Rouhani’s threats to partially withdraw from the JCPOA will have a negligible effect on Iran’s pursuit of nuclear weapons because the agreement is so weak. The nuclear deal already allows Iran to pursue nuclear-weapons-related activities, permitting it to enrich uranium with 5,000 centrifuge machines while the agreement is in effect. Its inspection provisions are likewise very weak and Iran has violated them by not permitting inspections of military sites. Iran also has refused to fully account for its past nuclear-weapons work.

Israeli intelligence discovered last year from a trove of Iranian documents (the “Iran nuclear archive”) the existence of a secret atomic warehouse in Tehran that may have contained 300 tons of equipment and 15 kilograms of radioactive material. Rouhani’s threats are therefore absurd because he is threatening to withdraw from an ineffective nuclear agreement that Iran is already cheating on.

Iran’s attempt to blackmail Europe over President Trump’s withdrawal from the JCPOA is also likely to backfire. An EU statement issued today said “We reject any ultimatums and we will assess Iran’s compliance on the basis of Iran’s performance regarding its nuclear-related commitments.” Rouhani’s ultimatum will alienate European leaders who were already concerned about Iran’s belligerent behavior, including its troop presence in Syria, meddling in Iraq and Yemen, and sponsorship of terrorism.

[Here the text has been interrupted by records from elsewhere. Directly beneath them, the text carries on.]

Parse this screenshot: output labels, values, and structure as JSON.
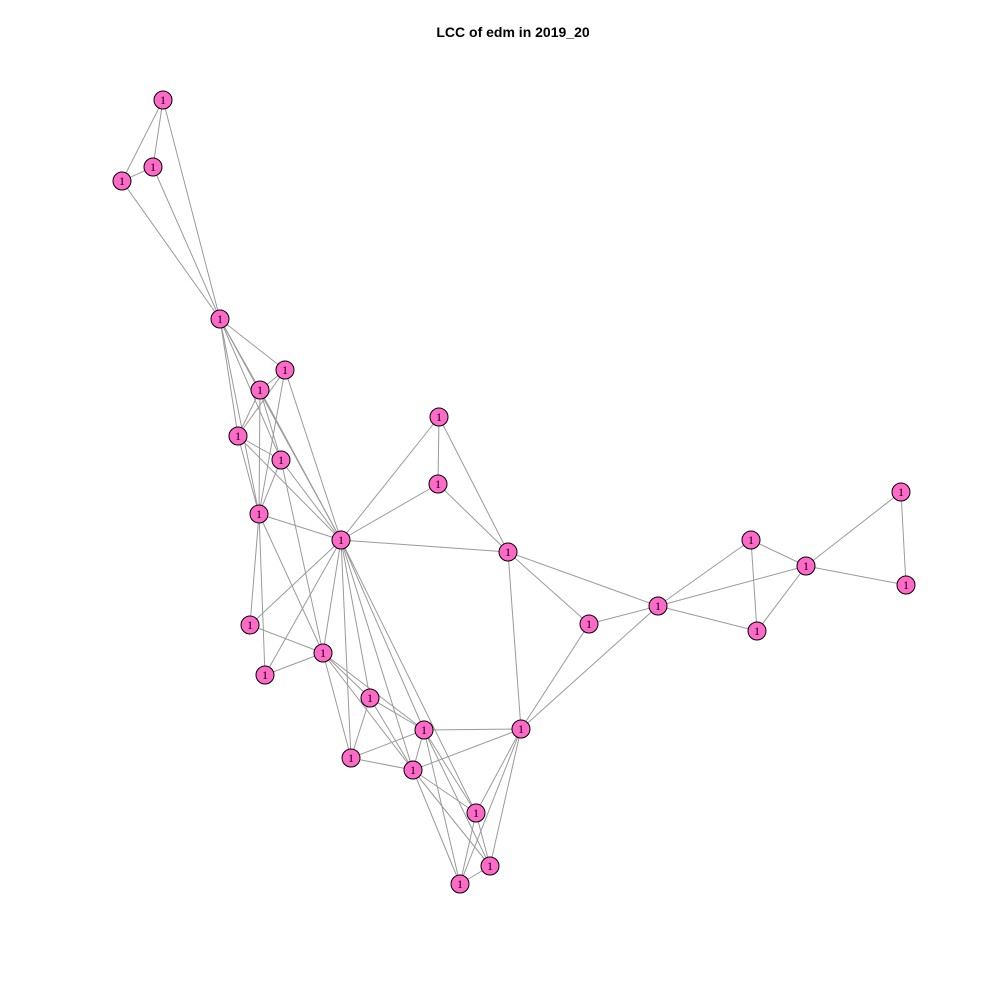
{
  "title": "LCC of edm in 2019_20",
  "colors": {
    "node_fill": "#ff69c8",
    "node_stroke": "#000000",
    "edge": "#9a9a9a"
  },
  "nodes": [
    {
      "id": "n1",
      "label": "1"
    },
    {
      "id": "n2",
      "label": "1"
    },
    {
      "id": "n3",
      "label": "1"
    },
    {
      "id": "n4",
      "label": "1"
    },
    {
      "id": "n5",
      "label": "1"
    },
    {
      "id": "n6",
      "label": "1"
    },
    {
      "id": "n7",
      "label": "1"
    },
    {
      "id": "n8",
      "label": "1"
    },
    {
      "id": "n9",
      "label": "1"
    },
    {
      "id": "n10",
      "label": "1"
    },
    {
      "id": "n11",
      "label": "1"
    },
    {
      "id": "n12",
      "label": "1"
    },
    {
      "id": "n13",
      "label": "1"
    },
    {
      "id": "n14",
      "label": "1"
    },
    {
      "id": "n15",
      "label": "1"
    },
    {
      "id": "n16",
      "label": "1"
    },
    {
      "id": "n17",
      "label": "1"
    },
    {
      "id": "n18",
      "label": "1"
    },
    {
      "id": "n19",
      "label": "1"
    },
    {
      "id": "n20",
      "label": "1"
    },
    {
      "id": "n21",
      "label": "1"
    },
    {
      "id": "n22",
      "label": "1"
    },
    {
      "id": "n23",
      "label": "1"
    },
    {
      "id": "n24",
      "label": "1"
    },
    {
      "id": "n25",
      "label": "1"
    },
    {
      "id": "n26",
      "label": "1"
    },
    {
      "id": "n27",
      "label": "1"
    },
    {
      "id": "n28",
      "label": "1"
    },
    {
      "id": "n29",
      "label": "1"
    },
    {
      "id": "n30",
      "label": "1"
    },
    {
      "id": "n31",
      "label": "1"
    },
    {
      "id": "n32",
      "label": "1"
    }
  ],
  "edges": [
    [
      "n1",
      "n2"
    ],
    [
      "n1",
      "n3"
    ],
    [
      "n2",
      "n3"
    ],
    [
      "n1",
      "n4"
    ],
    [
      "n2",
      "n4"
    ],
    [
      "n3",
      "n4"
    ],
    [
      "n4",
      "n5"
    ],
    [
      "n4",
      "n6"
    ],
    [
      "n4",
      "n7"
    ],
    [
      "n4",
      "n8"
    ],
    [
      "n4",
      "n9"
    ],
    [
      "n4",
      "n10"
    ],
    [
      "n5",
      "n6"
    ],
    [
      "n5",
      "n7"
    ],
    [
      "n5",
      "n9"
    ],
    [
      "n5",
      "n10"
    ],
    [
      "n6",
      "n7"
    ],
    [
      "n6",
      "n8"
    ],
    [
      "n6",
      "n9"
    ],
    [
      "n6",
      "n10"
    ],
    [
      "n7",
      "n8"
    ],
    [
      "n7",
      "n9"
    ],
    [
      "n7",
      "n10"
    ],
    [
      "n8",
      "n9"
    ],
    [
      "n8",
      "n10"
    ],
    [
      "n8",
      "n14"
    ],
    [
      "n9",
      "n10"
    ],
    [
      "n9",
      "n11"
    ],
    [
      "n9",
      "n14"
    ],
    [
      "n10",
      "n11"
    ],
    [
      "n10",
      "n12"
    ],
    [
      "n10",
      "n13"
    ],
    [
      "n11",
      "n12"
    ],
    [
      "n11",
      "n14"
    ],
    [
      "n11",
      "n15"
    ],
    [
      "n11",
      "n16"
    ],
    [
      "n11",
      "n17"
    ],
    [
      "n11",
      "n18"
    ],
    [
      "n11",
      "n19"
    ],
    [
      "n11",
      "n22"
    ],
    [
      "n12",
      "n13"
    ],
    [
      "n12",
      "n14"
    ],
    [
      "n13",
      "n14"
    ],
    [
      "n14",
      "n15"
    ],
    [
      "n14",
      "n16"
    ],
    [
      "n14",
      "n17"
    ],
    [
      "n14",
      "n18"
    ],
    [
      "n15",
      "n16"
    ],
    [
      "n15",
      "n17"
    ],
    [
      "n15",
      "n18"
    ],
    [
      "n16",
      "n17"
    ],
    [
      "n16",
      "n18"
    ],
    [
      "n16",
      "n20"
    ],
    [
      "n16",
      "n21"
    ],
    [
      "n16",
      "n22"
    ],
    [
      "n17",
      "n18"
    ],
    [
      "n17",
      "n19"
    ],
    [
      "n17",
      "n20"
    ],
    [
      "n17",
      "n21"
    ],
    [
      "n17",
      "n22"
    ],
    [
      "n18",
      "n19"
    ],
    [
      "n18",
      "n20"
    ],
    [
      "n18",
      "n21"
    ],
    [
      "n18",
      "n22"
    ],
    [
      "n19",
      "n20"
    ],
    [
      "n19",
      "n21"
    ],
    [
      "n19",
      "n22"
    ],
    [
      "n20",
      "n21"
    ],
    [
      "n20",
      "n22"
    ],
    [
      "n21",
      "n22"
    ],
    [
      "n11",
      "n23"
    ],
    [
      "n11",
      "n24"
    ],
    [
      "n23",
      "n24"
    ],
    [
      "n23",
      "n25"
    ],
    [
      "n24",
      "n25"
    ],
    [
      "n25",
      "n19"
    ],
    [
      "n25",
      "n26"
    ],
    [
      "n25",
      "n27"
    ],
    [
      "n26",
      "n19"
    ],
    [
      "n26",
      "n27"
    ],
    [
      "n27",
      "n19"
    ],
    [
      "n27",
      "n28"
    ],
    [
      "n27",
      "n29"
    ],
    [
      "n27",
      "n30"
    ],
    [
      "n28",
      "n29"
    ],
    [
      "n28",
      "n30"
    ],
    [
      "n29",
      "n30"
    ],
    [
      "n29",
      "n31"
    ],
    [
      "n29",
      "n32"
    ],
    [
      "n31",
      "n32"
    ]
  ]
}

In response to Iranian assassination squads operating in Europe to kill Iranian dissidents, the European Union imposed sanctions on Iran in January 2019, the first EU sanctions since the JCPOA was implemented. The EU is also considering sanctioning Iran over its ballistic-missile tests. Rouhani’s blackmail threat and new reports that Iran is planning attacks against U.S. interests in the Middle East could push Europe closer to the Trump administration.

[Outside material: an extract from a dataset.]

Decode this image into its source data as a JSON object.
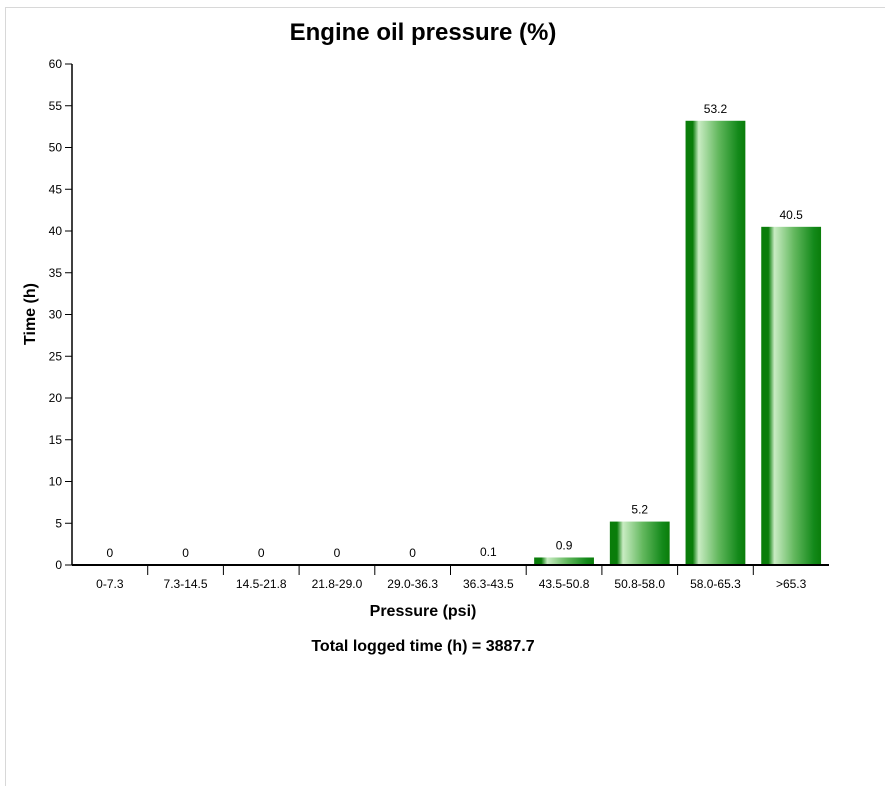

Iran’s recent threats and alleged plans to attack U.S. interests reflect the success of President Trump’s maximum-pressure strategy on Iran. U.S. sanctions have isolated Iran and deprived its ruling mullahs of funds to spend on the military, terrorism, and meddling in regional disputes. The sanctions also have caused Iran’s oil exports to drop to about 1.3 million barrels a day, down from 2.8 million before the U.S. left the JCPOA. Iran’s oil exports probably will drop much further due to the Trump administration’s recent decision to end all exemptions to U.S. oil sanctions. Iran’s economy is expected to shrink by 6 percent in 2019 after having shrunk 3.9 percent in 2018. Inflation could reach 50 percent this year.

At the same time, President Trump remains open to dialogue with Iranian leaders. Secretary of State Mike Pompeo announced a list of twelve U.S. requirements for a new agreement with Iran on nuclear and regional issues in a May 2018 speech at the Heritage Foundation. So far, Iranian officials have shown no interest in dialogue with the U.S. and are sticking to hostile rhetoric to divide and threaten America.

While a new agreement that addresses the full range of threats from Iran is not on the horizon, the current maximum-pressure strategy has yielded many important achievements, including delegitimizing Iran’s nuclear program, strengthening America’s relationships with Israel and the Gulf states, and repairing the damage done to these relationships by the Obama administration. President Trump’s Iran policy has also revived longstanding U.S. policies to stop the proliferation of nuclear weapons and ballistic missiles worldwide.

The bottom line: terrorist and blackmail threats from Iran are not going to save Obama’s fraudulent nuclear deal or deter the U.S. from standing up to Iran’s ruling mullahs.

Fred Fleitz, president of the Center for Security Policy, served in 2018 as deputy assistant to the president and to the chief of staff of the National Security Council. He previously held national-security jobs with the CIA, the DIA, the Department of State, and the House Intelligence Committee staff.